1997 год для меня стал годом уничтожения собственных черновиков.
Так получилось, что я начал писать и публиковаться раньше, чем сам это предполагал, и раньше, чем был готов к этому. Слишком резкий поворот произошел в религиозной жизни России в начале 90-х годов, и слишком медленно реагировали на происходящие перемены церковные издания и церковные писатели. На себе я убедился в истинности наблюдения, утверждающего, что каждый пишет ту книгу, которую хотел бы просто прочитать. Отсутствие современных апологетических публикаций, с одной стороны, и невероятное количество лжи о православии, с другой, понудили меня взяться за перо.
К обычной, давно привычной и тогда еще не стихнувшей атеистической антиправославной полемике в те годы прибавились новые голоса: и сторонников "общечеловеческих ценностей", полагающих, будто именно православные монахи мешают им стать банкирами, и быстро набирающих силу оккультных пропагандистов, и новых русских протестантов, в одночасье воспитанных иностранными миссионерами.

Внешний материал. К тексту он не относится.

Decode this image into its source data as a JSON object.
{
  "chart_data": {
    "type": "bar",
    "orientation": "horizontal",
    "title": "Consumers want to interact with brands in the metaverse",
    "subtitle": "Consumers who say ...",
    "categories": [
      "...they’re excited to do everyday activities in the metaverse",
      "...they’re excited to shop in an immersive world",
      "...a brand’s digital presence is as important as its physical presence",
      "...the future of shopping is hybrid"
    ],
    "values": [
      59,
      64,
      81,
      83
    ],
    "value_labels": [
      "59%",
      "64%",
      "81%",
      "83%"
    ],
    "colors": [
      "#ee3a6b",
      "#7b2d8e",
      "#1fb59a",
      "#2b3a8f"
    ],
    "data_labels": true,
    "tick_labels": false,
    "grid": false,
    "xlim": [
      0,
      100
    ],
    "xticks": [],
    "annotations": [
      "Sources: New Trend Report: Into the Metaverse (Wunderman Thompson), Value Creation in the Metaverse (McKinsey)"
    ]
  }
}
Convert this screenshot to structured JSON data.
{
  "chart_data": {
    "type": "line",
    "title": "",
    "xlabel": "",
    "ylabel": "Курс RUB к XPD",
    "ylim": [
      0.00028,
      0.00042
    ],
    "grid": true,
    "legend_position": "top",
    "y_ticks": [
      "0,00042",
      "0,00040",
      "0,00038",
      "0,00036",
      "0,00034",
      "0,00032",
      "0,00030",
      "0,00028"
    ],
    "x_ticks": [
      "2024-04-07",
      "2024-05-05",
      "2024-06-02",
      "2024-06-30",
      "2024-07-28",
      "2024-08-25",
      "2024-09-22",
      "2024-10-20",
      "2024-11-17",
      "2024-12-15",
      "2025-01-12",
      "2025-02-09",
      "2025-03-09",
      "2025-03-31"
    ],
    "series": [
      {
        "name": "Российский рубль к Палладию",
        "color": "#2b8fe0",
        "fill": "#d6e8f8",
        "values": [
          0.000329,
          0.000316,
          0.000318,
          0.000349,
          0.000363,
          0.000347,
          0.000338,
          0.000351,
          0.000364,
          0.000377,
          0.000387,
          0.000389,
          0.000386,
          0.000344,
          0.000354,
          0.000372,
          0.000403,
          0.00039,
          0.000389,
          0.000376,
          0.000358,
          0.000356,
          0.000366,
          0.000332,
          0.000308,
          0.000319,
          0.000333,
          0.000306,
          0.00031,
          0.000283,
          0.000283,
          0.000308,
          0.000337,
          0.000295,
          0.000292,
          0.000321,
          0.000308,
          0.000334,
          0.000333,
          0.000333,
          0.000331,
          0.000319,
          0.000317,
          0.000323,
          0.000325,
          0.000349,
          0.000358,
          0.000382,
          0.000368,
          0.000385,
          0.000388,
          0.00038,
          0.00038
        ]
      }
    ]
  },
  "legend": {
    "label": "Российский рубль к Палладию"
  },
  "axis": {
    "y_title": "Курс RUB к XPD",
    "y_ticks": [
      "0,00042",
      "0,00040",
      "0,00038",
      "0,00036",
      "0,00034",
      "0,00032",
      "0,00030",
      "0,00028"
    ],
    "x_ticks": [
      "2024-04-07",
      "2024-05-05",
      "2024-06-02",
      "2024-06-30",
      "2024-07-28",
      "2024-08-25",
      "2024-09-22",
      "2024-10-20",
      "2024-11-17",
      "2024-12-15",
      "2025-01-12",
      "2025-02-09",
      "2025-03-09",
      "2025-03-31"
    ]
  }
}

Со стороны церковных публицистов и богословов старшего поколения не было слышно публичных ответов на эти нападки на православие. И тогда я вспомнил слова Антона Чехова: "Есть большие собаки и есть маленькие собаки, но маленькие не должны смущаться существованием больших: все обязаны лаять, — и лаять тем голосом, какой Господь Бог дал" (Цит. по: Бунин И. А. О Чехове // Собрание сочинений. М., 1967. Т. 9. С.185.).
Мои статьи начали появляться в газетах, затем в журналах, наконец они стали собираться в книги. Те отклики, которые мне доводилось слышать, показывали, что несмотря на всё несовершенство этих книг, многим людям они все же принесли пользу. Их тиражи и допечатки быстро разошлись. Но когда сейчас вновь стали поступать предложения об их переиздании, оказалось, что просто так это сделать невозможно. Их нужно слишком серьезно менять. Я отказываюсь признать эти книги своими, то есть выражающими мое сегодняшнее отношение к обсуждаемым в них проблемам.
В Московской Духовной Академии моим любимым преподавателем был профессор Алексей Ильич Осипов. Человек глубоко православный и потому наделенный удивительной внутренней свободой, он не прочь иронично отнестись к самому себе и к своему профессорскому достоинству. Чтобы не прилагать к нему слишком обязывающее слово "юродство", я скажу иначе: порой он может поступить так, как не позволяют поступать нормы православного этикета. Так вот, однажды на перемене я подошел к Алексею Ильичу с вопросом по поводу одного из тезисов его учебника "Основное богословие". Мой вопрос, однако, был встречен совершенно неожиданно: "А почему Вы с этим вопросом обратились именно ко мне?" — "Ну как же, — говорю, — Алексей Ильич, это же Ваш учебник!" — "Помилуйте, да с чего Вы это взяли?". Ошеломленно показываю ему титульный лист: "Да вот здесь же написано!" — "Ну нет, извините, здесь как раз написано, что автор совсем другой человек". — "Как так?" — "Читайте внимательно: видите, как написано — "доцент А. И. Осипов". А я кто? — профессор А. И. Осипов. Так что это не мой учебник".